Every education system in Europe, with the exception of England and Albania, requires students to take history until the age of 15. The removal of compulsory history in England led to a class and gender divide in those who chose it, and they are currently trying to reverse the decision. Minister O’Sullivan could learn from their mistake. We constantly bemoan the lack of study of women in history. Minister O’Sullivan can make her own mark on history by making it a core subject and giving it the status it deserves" Cllr Hanafin concluded.

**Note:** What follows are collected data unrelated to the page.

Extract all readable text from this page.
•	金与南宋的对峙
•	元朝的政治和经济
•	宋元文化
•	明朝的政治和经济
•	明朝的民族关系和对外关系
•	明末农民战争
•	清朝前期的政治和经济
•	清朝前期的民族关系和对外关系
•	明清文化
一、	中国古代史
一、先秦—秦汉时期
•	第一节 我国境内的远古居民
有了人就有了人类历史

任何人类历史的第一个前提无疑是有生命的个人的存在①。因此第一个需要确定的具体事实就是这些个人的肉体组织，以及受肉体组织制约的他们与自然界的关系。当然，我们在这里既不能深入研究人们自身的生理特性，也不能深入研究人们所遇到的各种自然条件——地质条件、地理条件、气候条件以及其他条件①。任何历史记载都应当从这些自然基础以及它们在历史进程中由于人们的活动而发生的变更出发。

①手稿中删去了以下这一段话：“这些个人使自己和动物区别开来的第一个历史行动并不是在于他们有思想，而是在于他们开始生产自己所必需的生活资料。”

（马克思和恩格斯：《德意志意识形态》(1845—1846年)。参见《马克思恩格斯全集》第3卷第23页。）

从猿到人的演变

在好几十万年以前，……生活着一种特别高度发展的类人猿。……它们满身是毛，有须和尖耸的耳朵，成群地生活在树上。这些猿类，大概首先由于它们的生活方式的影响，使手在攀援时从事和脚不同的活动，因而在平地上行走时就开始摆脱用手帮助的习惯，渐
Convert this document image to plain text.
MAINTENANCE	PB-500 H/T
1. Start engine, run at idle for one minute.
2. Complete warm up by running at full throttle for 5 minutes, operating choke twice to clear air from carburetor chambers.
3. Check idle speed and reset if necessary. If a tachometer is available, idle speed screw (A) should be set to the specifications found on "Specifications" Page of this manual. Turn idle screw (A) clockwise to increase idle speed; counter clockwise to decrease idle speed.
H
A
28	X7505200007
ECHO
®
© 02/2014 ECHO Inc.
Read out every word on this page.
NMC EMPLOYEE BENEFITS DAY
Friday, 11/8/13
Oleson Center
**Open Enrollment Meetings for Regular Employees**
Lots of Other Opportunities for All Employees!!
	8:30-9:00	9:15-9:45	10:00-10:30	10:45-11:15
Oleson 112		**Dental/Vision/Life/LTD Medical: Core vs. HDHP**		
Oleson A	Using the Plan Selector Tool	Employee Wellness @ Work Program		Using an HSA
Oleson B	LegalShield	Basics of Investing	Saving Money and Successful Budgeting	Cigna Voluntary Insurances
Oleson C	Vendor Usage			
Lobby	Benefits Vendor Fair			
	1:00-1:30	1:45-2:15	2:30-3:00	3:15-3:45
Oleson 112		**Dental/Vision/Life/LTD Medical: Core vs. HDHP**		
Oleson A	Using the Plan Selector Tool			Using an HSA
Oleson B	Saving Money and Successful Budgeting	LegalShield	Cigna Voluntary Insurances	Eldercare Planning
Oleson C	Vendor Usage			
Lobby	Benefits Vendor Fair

Cllr. Hanafin’s remarks were applauded by all present, and the support for them was obvious in the questions and discussion that followed.
All then repaired to nearby Arthur’s Pub on the invitation of landlord Declan McKiernan for light refreshments, where the discussion continued in an informal and very welcoming setting for some time. We are grateful to Declan for his support of the local community and our Anne Devlin and Robert Emmet commemorations.
Apart from our wreath, a separate bunch of flowers was placed anonymously. This is done each year and, to date, we have failed to find out who does it, but lovely to know someone else remembers brave Robert too.
A single red rose was placed in memory of James Byrne by his descendant Derek. James was hanged in Townsend Street the day before Robert and was one of many men executed in the aftermath of Emmet’s rebellion, most of whom are forgotten today but remembered by us.
It is a little known fact that some seventeen (yes 17!) men in total were hanged in the aftermath of Emmet's failed rebellion. Some years ago the Dublin History Workshop placed a plaque on the wall of St. Catherine’s in Thomas Street to commemorate these men. Here, for the record, are their names:
Carpenters: Edward Kearney, John Killeen, Thomas Keenan, John Hayes, Michael Kelly, Henry Howley, John McIntosh;
Tailors: Owen Kirwan, John Begg;
Factory workers: Thomas Donnelly, Nicholas Tyrrell;
Slater: Maxwell Roach;
Coal Factor: Denis Lambert Redmond;
Shoemaker: John McCann;
Farm labourer: Felix Rourke;
Baker: James Byrne.
(We are grateful to Jerry O’Reilly for the additional information on these men’s professions).